Trials and Tribulations of Nongrantor Trusts

Chuck Rubin has a great article on his blog in which he reviews the high tax rates that nongrantor trusts pay on their undistributed income.

In addition, he discusses some intriguing solutions to the withdrawal problem of these trusts; be forewarned that he attempts to cover the “5 by 5” power — don’t say I didn’t warn you!



Passive Income: Good or Bad?

Passive activity loss rules are complicated and require careful attention. In general, their purpose is to limit or prevent taxpayers from deducting passive losses, unless the taxpayer has offsetting passive income.

Previously, passive income had been a positive: a taxpayer without passive losses would recognize the passive income regardless; a taxpayer with passive losses could offset the passive losses with passive income.

But starting in 2013, the recognition of passive income has a down side: the Medicare Tax on Net Investment Income (MTNII) [IRS §1411]. “Excess” passive income, that is passive income left after offsetting passive losses, may be subject to an additional 3.8% excise tax.

Taxpayers must take time to review their passive income, and investigate the options available for reducing or eliminating “excess” passive income. If a taxpayer can change his involvement with the activity (see the material participation rules in Regs. §§1.469-5T(a)(1)-(7)), he may be able to reduce his passive income and his exposure to the MTNII.

Fiduciaries will be hard-pressed to avoid the MTNII, since it is generally difficult for a fiduciary to demonstrate material participation. Combined with the trust’s low threshold, any trust which does not distribute out its net investment income will likely be subject to the excise tax.

WSJ on Reducing a Trust’s Income Taxes

The WSJ recently addressed the idea of a trust reducing its income taxes in this Wealth Management article.

The article two main suggestions are to:

  • Restructure the trust’s investments portfolio, to eliminate or reduce the assets that generate the kind of income subject to the highest tax rates; and
  • Review the distributions from the trust, with the objective of moving the taxable investment income to beneficiaries who might be in lower tax brackets.

These are good, general suggestions for managing a trust’s income tax liability.  The higher tax brackets in 2013, combined with the new Medicare Tax on Net Investment Income (MTNII), do not change the tax planning concepts; they just change the magnitudes.

Estimated Tax Payments: 1/15/2013

Estimated tax payments for individuals, trusts, and calendar year estates are due next week.

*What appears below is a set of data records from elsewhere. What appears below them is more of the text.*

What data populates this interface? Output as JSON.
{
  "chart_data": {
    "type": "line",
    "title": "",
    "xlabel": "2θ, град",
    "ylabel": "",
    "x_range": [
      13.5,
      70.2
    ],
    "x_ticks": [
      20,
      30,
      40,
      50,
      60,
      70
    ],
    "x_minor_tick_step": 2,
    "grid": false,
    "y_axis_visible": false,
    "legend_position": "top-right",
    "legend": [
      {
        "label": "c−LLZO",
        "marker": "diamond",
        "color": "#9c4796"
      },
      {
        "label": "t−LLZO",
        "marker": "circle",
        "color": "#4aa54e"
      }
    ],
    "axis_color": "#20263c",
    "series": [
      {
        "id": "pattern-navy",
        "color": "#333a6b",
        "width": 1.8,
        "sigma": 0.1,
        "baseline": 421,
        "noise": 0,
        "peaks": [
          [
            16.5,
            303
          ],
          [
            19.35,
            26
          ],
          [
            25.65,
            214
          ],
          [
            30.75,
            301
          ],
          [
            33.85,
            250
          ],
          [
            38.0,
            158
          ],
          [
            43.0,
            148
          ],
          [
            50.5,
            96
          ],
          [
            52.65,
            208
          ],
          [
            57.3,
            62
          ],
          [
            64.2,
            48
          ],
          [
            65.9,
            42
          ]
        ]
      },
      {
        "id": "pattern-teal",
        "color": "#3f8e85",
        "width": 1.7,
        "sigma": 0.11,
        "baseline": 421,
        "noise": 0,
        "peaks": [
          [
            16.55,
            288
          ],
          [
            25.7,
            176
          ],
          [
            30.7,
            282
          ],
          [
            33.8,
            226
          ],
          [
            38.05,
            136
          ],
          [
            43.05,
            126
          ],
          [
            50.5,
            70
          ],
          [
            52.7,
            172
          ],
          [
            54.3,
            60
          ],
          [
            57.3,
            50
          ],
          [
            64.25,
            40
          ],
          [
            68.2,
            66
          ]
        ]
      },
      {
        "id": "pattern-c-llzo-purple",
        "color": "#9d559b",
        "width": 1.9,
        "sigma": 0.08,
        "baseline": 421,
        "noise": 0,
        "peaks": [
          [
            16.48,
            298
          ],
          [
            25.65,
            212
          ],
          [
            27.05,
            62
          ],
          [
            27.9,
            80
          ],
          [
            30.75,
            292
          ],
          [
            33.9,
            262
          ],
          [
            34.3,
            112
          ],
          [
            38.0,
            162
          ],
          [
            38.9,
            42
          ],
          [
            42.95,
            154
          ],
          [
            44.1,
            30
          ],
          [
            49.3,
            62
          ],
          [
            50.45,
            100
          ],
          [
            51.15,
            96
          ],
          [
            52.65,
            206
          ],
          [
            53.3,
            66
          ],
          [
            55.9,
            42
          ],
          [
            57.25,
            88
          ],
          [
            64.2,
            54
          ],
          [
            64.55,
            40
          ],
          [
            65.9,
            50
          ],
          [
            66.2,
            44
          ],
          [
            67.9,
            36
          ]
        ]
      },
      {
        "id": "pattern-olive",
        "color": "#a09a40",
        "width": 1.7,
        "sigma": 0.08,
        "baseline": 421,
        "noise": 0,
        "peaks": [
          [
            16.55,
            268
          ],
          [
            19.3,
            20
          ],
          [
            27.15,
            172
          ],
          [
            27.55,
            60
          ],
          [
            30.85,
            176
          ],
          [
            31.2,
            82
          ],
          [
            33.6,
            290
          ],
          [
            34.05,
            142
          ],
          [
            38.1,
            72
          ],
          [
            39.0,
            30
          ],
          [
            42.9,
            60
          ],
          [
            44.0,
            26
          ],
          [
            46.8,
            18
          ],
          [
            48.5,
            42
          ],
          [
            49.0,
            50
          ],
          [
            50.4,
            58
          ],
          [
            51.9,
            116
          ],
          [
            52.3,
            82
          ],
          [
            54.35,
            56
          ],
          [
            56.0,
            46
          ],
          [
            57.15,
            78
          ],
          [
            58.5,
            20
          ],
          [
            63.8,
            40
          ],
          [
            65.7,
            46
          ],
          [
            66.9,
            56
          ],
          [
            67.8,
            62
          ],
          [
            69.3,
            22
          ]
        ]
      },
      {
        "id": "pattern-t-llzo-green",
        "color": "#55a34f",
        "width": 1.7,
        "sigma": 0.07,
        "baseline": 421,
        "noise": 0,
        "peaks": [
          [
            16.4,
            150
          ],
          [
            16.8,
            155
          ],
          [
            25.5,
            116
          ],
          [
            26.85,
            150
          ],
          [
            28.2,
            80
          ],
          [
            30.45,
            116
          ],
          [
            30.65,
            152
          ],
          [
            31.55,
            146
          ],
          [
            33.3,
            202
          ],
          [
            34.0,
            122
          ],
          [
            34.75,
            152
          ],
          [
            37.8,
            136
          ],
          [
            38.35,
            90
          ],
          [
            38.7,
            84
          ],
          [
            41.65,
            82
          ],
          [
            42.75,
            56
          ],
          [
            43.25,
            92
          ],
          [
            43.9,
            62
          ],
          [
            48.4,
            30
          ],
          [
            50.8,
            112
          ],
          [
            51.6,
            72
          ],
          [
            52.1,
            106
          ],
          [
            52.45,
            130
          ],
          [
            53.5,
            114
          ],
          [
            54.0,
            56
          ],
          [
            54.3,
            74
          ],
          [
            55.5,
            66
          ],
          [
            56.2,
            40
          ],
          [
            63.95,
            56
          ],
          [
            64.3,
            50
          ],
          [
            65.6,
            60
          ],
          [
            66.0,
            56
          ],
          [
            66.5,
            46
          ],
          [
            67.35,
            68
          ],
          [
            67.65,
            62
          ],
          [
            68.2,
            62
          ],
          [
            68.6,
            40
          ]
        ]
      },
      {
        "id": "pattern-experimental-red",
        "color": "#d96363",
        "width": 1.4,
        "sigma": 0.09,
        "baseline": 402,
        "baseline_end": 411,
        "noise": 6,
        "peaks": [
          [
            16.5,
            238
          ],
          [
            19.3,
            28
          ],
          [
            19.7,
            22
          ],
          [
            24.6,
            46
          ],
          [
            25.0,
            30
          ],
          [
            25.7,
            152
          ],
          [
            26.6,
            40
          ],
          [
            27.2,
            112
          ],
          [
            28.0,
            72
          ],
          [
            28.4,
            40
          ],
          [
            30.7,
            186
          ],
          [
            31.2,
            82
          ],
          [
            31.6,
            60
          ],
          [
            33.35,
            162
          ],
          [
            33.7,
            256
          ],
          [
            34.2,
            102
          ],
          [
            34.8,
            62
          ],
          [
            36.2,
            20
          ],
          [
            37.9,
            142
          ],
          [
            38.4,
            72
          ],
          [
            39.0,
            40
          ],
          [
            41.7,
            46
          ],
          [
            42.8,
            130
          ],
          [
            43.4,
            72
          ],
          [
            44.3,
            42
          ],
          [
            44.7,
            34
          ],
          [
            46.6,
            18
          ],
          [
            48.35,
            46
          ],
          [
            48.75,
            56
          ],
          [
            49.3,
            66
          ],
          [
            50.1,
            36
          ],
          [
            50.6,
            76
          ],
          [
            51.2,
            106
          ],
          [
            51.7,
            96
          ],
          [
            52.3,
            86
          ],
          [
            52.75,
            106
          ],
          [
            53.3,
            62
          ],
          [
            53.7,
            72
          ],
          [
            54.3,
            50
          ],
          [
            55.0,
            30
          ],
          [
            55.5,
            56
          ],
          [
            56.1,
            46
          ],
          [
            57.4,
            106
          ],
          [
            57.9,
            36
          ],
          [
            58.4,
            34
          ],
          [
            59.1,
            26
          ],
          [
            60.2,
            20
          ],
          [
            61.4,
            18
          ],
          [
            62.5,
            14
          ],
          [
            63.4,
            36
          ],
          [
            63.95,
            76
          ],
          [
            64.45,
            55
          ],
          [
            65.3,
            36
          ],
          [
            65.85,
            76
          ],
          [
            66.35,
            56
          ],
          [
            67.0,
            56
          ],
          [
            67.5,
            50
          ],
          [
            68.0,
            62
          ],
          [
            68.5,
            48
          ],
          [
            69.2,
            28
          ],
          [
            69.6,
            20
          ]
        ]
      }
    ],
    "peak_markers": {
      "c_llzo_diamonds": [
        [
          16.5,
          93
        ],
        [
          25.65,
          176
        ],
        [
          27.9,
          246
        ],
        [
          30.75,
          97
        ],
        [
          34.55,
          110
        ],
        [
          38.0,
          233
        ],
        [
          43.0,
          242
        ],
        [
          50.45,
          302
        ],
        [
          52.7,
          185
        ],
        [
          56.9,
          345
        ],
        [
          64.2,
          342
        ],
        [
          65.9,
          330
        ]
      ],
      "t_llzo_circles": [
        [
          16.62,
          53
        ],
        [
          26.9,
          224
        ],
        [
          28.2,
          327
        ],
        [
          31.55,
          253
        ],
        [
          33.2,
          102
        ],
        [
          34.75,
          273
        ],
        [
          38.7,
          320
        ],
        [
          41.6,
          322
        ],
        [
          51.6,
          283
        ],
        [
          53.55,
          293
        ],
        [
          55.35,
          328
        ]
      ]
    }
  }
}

You may have completed your year-end tax planning last month. And you may have paid your state estimated tax payments before 12/31/2012 (if you did not expect to be subject to the AMT).

Now your Federal (and maybe state) estimated tax payments must be mailed to the government on or before next Tuesday, January 15, 2013.

Year-end planning (2012)

December is the season… for year-end tax planning.

Trusts, like individuals, are required to make estimated tax payments. Now is a good time to review a trust’s income and deductions, and estimate its 2012 income tax liability. Fourth quarter estimated income tax payments are due January 15, 2013; however, trusts not subject to AMT might benefit from making state estimated tax payments by December 31.

In addition, a prudent trustee can begin to prepare for the Medicare Tax on Net Investment Income (MTNII) for 2013. Ordinary simple and complex trusts will be subject to this tax beginning next month. And the threshold for trust is Very low (approximately $12,000).